21st century is an era of metrics. Measuring and demonstrating impact becomes essential to research publications. This realist “only measurable changes are true changes” perspective dominates how “evidence” is conceived. The same line of logic was applied to promoting EDI initiatives.
We often treat EDI representation as visible representation, as they are more measurable. The aim is to get people of certain membership of a group (e.g., Asian) to attain an ideal proportion in a certain measurement of equity (e.g., promotion). For example, proportion of non-white people on interview panels, international student percentages etc. However, in pushing for a wider visible representation (definition 1) to be achieved, we assumed people who share those characteristics (1) are necessary to represent the groups’ rights (definition 2).
For example, in the Sewell report, the ethnic diversity of the police force becomes a target of intervention, with the underlying theory of change that once the (appearance) representation problem is solved, minoritized communities would regain equitable rights compared to their white counterparts. Another example, EDI groups in HEI often require a certain demographic make-up, inadvertently putting pressure on minorities to contribute. This follows the same line of logic that once the EDI group is diverse, the diverse needs will be addressed. There are numerous counterexamples that visible representation do not automatically achieve rights representation, black on black violence, the countless stories about those who made it became the gate-keeper to enter “high society”, hey ho, look at the faces behind UK Illegal Migration Bill 2023.
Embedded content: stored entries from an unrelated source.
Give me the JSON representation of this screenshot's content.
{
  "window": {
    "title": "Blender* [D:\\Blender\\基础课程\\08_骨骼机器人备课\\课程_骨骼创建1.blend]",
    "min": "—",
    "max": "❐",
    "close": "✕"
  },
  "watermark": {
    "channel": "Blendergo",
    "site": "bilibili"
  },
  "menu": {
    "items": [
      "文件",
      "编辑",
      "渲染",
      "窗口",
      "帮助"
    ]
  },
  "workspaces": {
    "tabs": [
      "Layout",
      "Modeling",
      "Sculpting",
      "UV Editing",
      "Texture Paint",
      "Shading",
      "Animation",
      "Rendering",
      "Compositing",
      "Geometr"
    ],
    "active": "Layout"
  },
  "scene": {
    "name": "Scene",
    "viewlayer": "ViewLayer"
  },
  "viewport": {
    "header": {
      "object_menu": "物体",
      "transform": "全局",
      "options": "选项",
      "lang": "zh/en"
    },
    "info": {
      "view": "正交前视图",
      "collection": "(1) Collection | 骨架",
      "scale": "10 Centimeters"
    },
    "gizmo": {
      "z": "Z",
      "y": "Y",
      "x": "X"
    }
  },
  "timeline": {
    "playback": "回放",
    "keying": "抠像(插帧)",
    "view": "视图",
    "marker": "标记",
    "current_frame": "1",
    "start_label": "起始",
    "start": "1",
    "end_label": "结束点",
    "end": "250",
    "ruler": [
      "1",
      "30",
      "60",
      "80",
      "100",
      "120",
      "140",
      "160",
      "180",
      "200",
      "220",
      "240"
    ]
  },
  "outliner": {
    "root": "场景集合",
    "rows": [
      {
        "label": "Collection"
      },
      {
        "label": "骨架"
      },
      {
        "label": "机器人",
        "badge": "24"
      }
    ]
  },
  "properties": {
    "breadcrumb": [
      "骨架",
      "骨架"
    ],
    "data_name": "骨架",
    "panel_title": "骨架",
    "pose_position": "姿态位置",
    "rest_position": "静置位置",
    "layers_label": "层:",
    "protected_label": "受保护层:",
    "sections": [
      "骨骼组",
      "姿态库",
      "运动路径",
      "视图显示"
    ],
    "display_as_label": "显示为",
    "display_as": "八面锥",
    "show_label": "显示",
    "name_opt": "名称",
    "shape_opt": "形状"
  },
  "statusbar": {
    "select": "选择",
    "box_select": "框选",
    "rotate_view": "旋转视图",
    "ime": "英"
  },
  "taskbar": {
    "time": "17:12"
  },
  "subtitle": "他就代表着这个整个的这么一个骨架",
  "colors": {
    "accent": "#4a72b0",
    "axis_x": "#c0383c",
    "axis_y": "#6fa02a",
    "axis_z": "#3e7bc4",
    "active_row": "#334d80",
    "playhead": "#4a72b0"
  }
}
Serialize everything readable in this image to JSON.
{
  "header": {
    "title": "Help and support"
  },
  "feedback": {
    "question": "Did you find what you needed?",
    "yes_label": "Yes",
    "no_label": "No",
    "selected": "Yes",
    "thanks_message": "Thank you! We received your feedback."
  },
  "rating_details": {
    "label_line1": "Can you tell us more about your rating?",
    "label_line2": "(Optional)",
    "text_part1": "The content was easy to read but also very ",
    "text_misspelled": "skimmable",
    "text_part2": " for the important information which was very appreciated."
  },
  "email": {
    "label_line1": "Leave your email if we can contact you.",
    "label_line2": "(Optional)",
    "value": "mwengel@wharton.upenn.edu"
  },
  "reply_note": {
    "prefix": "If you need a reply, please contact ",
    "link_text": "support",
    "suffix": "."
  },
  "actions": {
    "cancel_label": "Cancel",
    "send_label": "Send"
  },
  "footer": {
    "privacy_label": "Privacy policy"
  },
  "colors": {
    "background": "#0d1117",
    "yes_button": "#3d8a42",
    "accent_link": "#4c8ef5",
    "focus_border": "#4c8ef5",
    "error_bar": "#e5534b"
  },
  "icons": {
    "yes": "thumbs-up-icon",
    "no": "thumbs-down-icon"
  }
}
No doubt, having representation from minoritized groups can be a reflection of underlying change in power structure, equality and resource allocation. But that cannot be the only means of measuring change in our society. As Universities are incentivised to push for different awards recognising their efforts on EDI, when the only outcome measure focuses on superficial appearance representation, we might overestimate our progress to equity.
We need people who can fight for the rights of the underprivileged, and empower the minoritized, such that appearance representation would be the natural outcome of a changed landscape. This is a strong argument for people in power, often White and British, to take initiative. The misplaced emphasis on “measurable” outcomes became a hinderance to progress, as we phantasies for an easily measurable solution. Our current approach to ethnic representation does not promote this vision.
This conflict in apparent progress and on-the-ground experience among ethnic minoritized members of HEI is a source of frustration. I shall touch on this in more detail in Chapter 4.
In the next chapter, I will describe 2 flaws in how ethnicity and ethnic representation is discussed, and hoping to elucidate the power constructs that were so deeply embedded in our social interactions that may slow, or mimic progress in promoting ethnic equality.
* Appearance Representation: A depiction or portrayal of a person or thing, typically one produced in an artistic medium – definition 1.
Rights Representation: The action of standing for, or in the place of, a person, group, or thing, and related senses – definition 2.